List of Bitmapset (was Re: ExecRTCheckPerms() and many prunable partitions)

Started by Tom Laneover 3 years ago6 messageshackers
Jump to latest
#1Tom Lane
tgl@sss.pgh.pa.us

[ I'm intentionally forking this off as a new thread, so as to
not confuse the cfbot about what's the live patchset on the
ExecRTCheckPerms thread. ]

Amit Langote <amitlangote09@gmail.com> writes:

On Sat, Nov 12, 2022 at 1:46 AM Tom Lane <tgl@sss.pgh.pa.us> wrote:

The main thing I was wondering about in connection with that
was whether to assume that there could be other future applications
of the logic to perform multi-bitmapset union, intersection,
etc. If so, then I'd be inclined to choose different naming and
put those functions in or near to bitmapset.c. It doesn't look
like Amit's code needs anything like that, but maybe somebody
has an idea about other applications?

Yes, simple storage of multiple Bitmapsets in a List somewhere in a
parse/plan tree sounded like that would have wider enough use to add
proper node support for.
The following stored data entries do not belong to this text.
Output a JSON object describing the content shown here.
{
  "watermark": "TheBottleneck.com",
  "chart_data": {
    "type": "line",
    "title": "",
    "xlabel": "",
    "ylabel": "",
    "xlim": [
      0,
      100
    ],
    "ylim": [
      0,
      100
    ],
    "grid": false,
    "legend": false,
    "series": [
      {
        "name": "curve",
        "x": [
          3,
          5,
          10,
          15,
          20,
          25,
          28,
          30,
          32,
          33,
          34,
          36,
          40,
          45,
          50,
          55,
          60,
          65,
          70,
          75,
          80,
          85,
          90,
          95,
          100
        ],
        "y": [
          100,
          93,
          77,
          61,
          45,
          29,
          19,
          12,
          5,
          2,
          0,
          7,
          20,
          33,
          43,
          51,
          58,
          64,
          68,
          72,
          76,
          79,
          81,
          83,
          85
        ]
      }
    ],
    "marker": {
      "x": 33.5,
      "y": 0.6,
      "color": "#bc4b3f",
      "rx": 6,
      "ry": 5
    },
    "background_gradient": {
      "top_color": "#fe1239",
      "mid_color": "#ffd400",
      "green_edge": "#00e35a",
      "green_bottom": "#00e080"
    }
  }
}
Assuming you mean trying to generalize
VarAttnoSet in your patch 0004 posted at [2], I wonder if you want to
somehow make its indexability by varno / RT index a part of the
interface of the generic code you're thinking for it?
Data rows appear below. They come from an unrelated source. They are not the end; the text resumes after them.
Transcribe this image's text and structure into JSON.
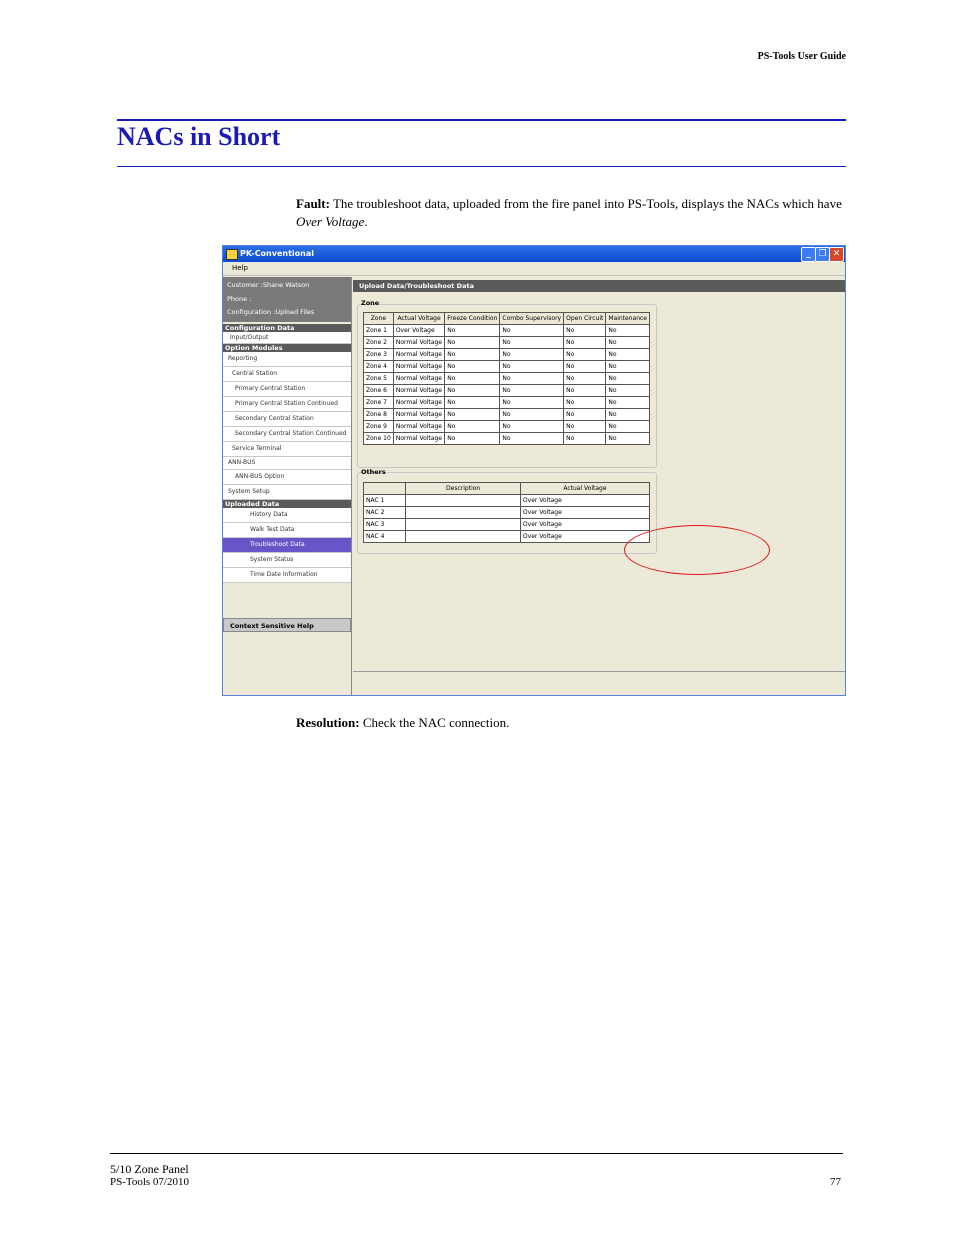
{
  "header": {
    "guide_title": "PS-Tools User Guide"
  },
  "section": {
    "title": "NACs in Short"
  },
  "fault": {
    "label": "Fault:",
    "text_before": " The troubleshoot data, uploaded from the fire panel into PS-Tools, displays the NACs which have ",
    "emphasis": "Over Voltage",
    "text_after": "."
  },
  "resolution": {
    "label": "Resolution:",
    "text": " Check the NAC connection."
  },
  "window": {
    "title": "PK-Conventional",
    "menu": [
      "Help"
    ],
    "info": {
      "customer": "Customer :Shane Watson",
      "phone": "Phone :",
      "configuration": "Configuration :Upload Files"
    },
    "nav": {
      "config_header": "Configuration Data",
      "input_output": "Input/Output",
      "option_header": "Option Modules",
      "items": [
        "Reporting",
        "Central Station",
        "Primary Central Station",
        "Primary Central Station Continued",
        "Secondary Central Station",
        "Secondary Central Station Continued",
        "Service Terminal",
        "ANN-BUS",
        "ANN-BUS Option",
        "System Setup"
      ],
      "uploaded_header": "Uploaded Data",
      "uploaded_items": [
        "History Data",
        "Walk Test Data",
        "Troubleshoot Data",
        "System Status",
        "Time Date Information"
      ],
      "context_help": "Context Sensitive Help"
    },
    "panel_title": "Upload Data/Troubleshoot Data",
    "zone_group": "Zone",
    "zone_headers": [
      "Zone",
      "Actual Voltage",
      "Freeze Condition",
      "Combo Supervisory",
      "Open Circuit",
      "Maintenance"
    ],
    "zone_rows": [
      [
        "Zone 1",
        "Over Voltage",
        "No",
        "No",
        "No",
        "No"
      ],
      [
        "Zone 2",
        "Normal Voltage",
        "No",
        "No",
        "No",
        "No"
      ],
      [
        "Zone 3",
        "Normal Voltage",
        "No",
        "No",
        "No",
        "No"
      ],
      [
        "Zone 4",
        "Normal Voltage",
        "No",
        "No",
        "No",
        "No"
      ],
      [
        "Zone 5",
        "Normal Voltage",
        "No",
        "No",
        "No",
        "No"
      ],
      [
        "Zone 6",
        "Normal Voltage",
        "No",
        "No",
        "No",
        "No"
      ],
      [
        "Zone 7",
        "Normal Voltage",
        "No",
        "No",
        "No",
        "No"
      ],
      [
        "Zone 8",
        "Normal Voltage",
        "No",
        "No",
        "No",
        "No"
      ],
      [
        "Zone 9",
        "Normal Voltage",
        "No",
        "No",
        "No",
        "No"
      ],
      [
        "Zone 10",
        "Normal Voltage",
        "No",
        "No",
        "No",
        "No"
      ]
    ],
    "others_group": "Others",
    "others_headers": [
      "",
      "Description",
      "Actual Voltage"
    ],
    "others_rows": [
      [
        "NAC 1",
        "",
        "Over Voltage"
      ],
      [
        "NAC 2",
        "",
        "Over Voltage"
      ],
      [
        "NAC 3",
        "",
        "Over Voltage"
      ],
      [
        "NAC 4",
        "",
        "Over Voltage"
      ]
    ]
  },
  "footer": {
    "line1": "5/10 Zone Panel",
    "line2": "PS-Tools 07/2010",
    "page": "77"
  }
}
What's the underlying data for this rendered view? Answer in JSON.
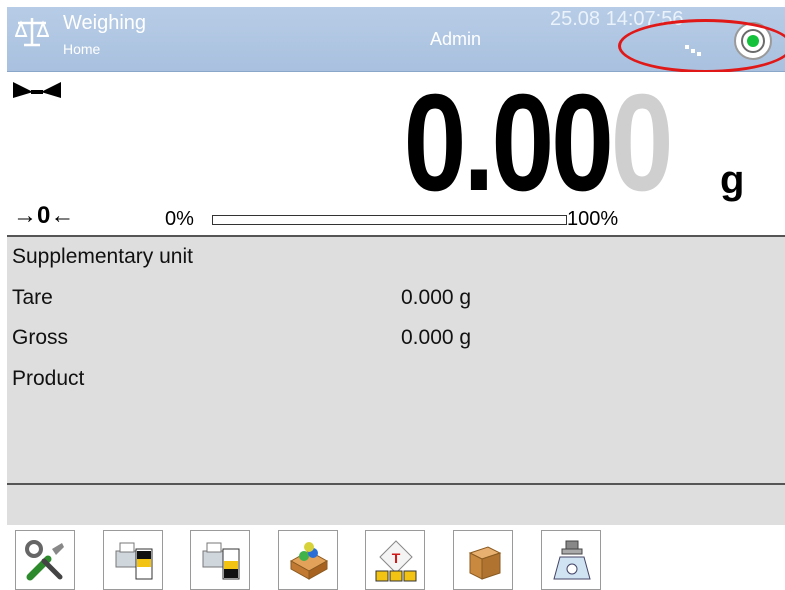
{
  "header": {
    "title": "Weighing",
    "subtitle": "Home",
    "user": "Admin",
    "datetime": "25.08 14:07:56",
    "icons": [
      "scale-icon",
      "transmission-dots-icon",
      "stability-target-icon"
    ]
  },
  "display": {
    "weight_main": "0.00",
    "weight_last_digit": "0",
    "unit": "g",
    "zero_indicator": "→0←",
    "bar_min_label": "0%",
    "bar_max_label": "100%",
    "bar_fill_fraction": 0
  },
  "info": {
    "rows": [
      {
        "label": "Supplementary unit",
        "value": ""
      },
      {
        "label": "Tare",
        "value": "0.000 g"
      },
      {
        "label": "Gross",
        "value": "0.000 g"
      },
      {
        "label": "Product",
        "value": ""
      }
    ]
  },
  "toolbar": {
    "buttons": [
      "settings-icon",
      "print-header-icon",
      "print-footer-icon",
      "product-database-icon",
      "tare-database-icon",
      "packaging-icon",
      "weighing-icon"
    ]
  },
  "colors": {
    "header_bg": "#b0c7e2",
    "info_bg": "#dedede",
    "stability_green": "#13c13a",
    "annotation_red": "#e01818"
  }
}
For discussion's sake, here's my current version of that 0004 patch,
rewritten to use list-of-bitmapset as the data structure. (This
could actually be pulled out of the outer-join-vars patchset and
committed independently, just as a minor performance improvement.
It doesn't quite apply cleanly to HEAD, but pretty close.)

As it stands, the new functions are still in util/clauses.c, but
if we think they could be of general use it'd make sense to move them
either to nodes/bitmapset.c or to some new file under backend/nodes.

Some other thoughts:

* The multi_bms prefix is a bit wordy, so I was thinking of shortening
the function names to mbms_xxx. Maybe that's too brief.
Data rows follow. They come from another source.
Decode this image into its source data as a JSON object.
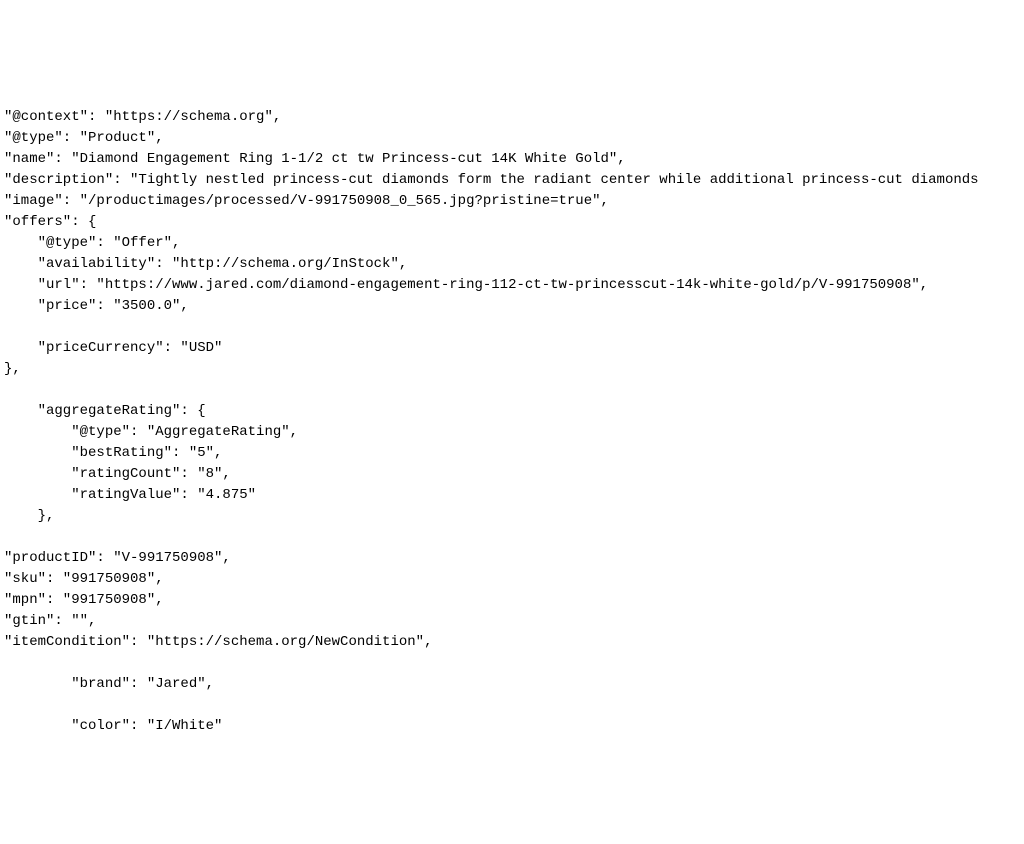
{
  "lines": {
    "l0": "\"@context\": \"https://schema.org\",",
    "l1": "\"@type\": \"Product\",",
    "l2": "\"name\": \"Diamond Engagement Ring 1-1/2 ct tw Princess-cut 14K White Gold\",",
    "l3": "\"description\": \"Tightly nestled princess-cut diamonds form the radiant center while additional princess-cut diamonds",
    "l4": "\"image\": \"/productimages/processed/V-991750908_0_565.jpg?pristine=true\",",
    "l5": "\"offers\": {",
    "l6": "    \"@type\": \"Offer\",",
    "l7": "    \"availability\": \"http://schema.org/InStock\",",
    "l8": "    \"url\": \"https://www.jared.com/diamond-engagement-ring-112-ct-tw-princesscut-14k-white-gold/p/V-991750908\",",
    "l9": "    \"price\": \"3500.0\",",
    "l10": "",
    "l11": "    \"priceCurrency\": \"USD\"",
    "l12": "},",
    "l13": "",
    "l14": "    \"aggregateRating\": {",
    "l15": "        \"@type\": \"AggregateRating\",",
    "l16": "        \"bestRating\": \"5\",",
    "l17": "        \"ratingCount\": \"8\",",
    "l18": "        \"ratingValue\": \"4.875\"",
    "l19": "    },",
    "l20": "",
    "l21": "\"productID\": \"V-991750908\",",
    "l22": "\"sku\": \"991750908\",",
    "l23": "\"mpn\": \"991750908\",",
    "l24": "\"gtin\": \"\",",
    "l25": "\"itemCondition\": \"https://schema.org/NewCondition\",",
    "l26": "",
    "l27": "        \"brand\": \"Jared\",",
    "l28": "",
    "l29": "        \"color\": \"I/White\""
  }
}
* This is a pretty short list of functions so far. I'm not eager
to build out a bunch of dead code though. Is it OK to leave it
with just this much functionality until someone needs more?

* I'm a little hesitant about whether the API actually should be
List-of-Bitmapset, or some dedicated struct as I had in the previous
version of 0004. This version is way less invasive in prepjointree.c
than that was, but the reason is there's ambiguity about what the
forced_null_vars Lists actually contain, which feels error-prone.

Comments?

regards, tom lane

Attachments:

v7-0004-fix-antijoin-recognition.patchtext/x-diff; charset=us-ascii; name=v7-0004-fix-antijoin-recognition.patchDownload+144-25
#2Amit Langote
Langote_Amit_f8@lab.ntt.co.jp
In reply to: Tom Lane (#1)
Re: List of Bitmapset (was Re: ExecRTCheckPerms() and many prunable partitions)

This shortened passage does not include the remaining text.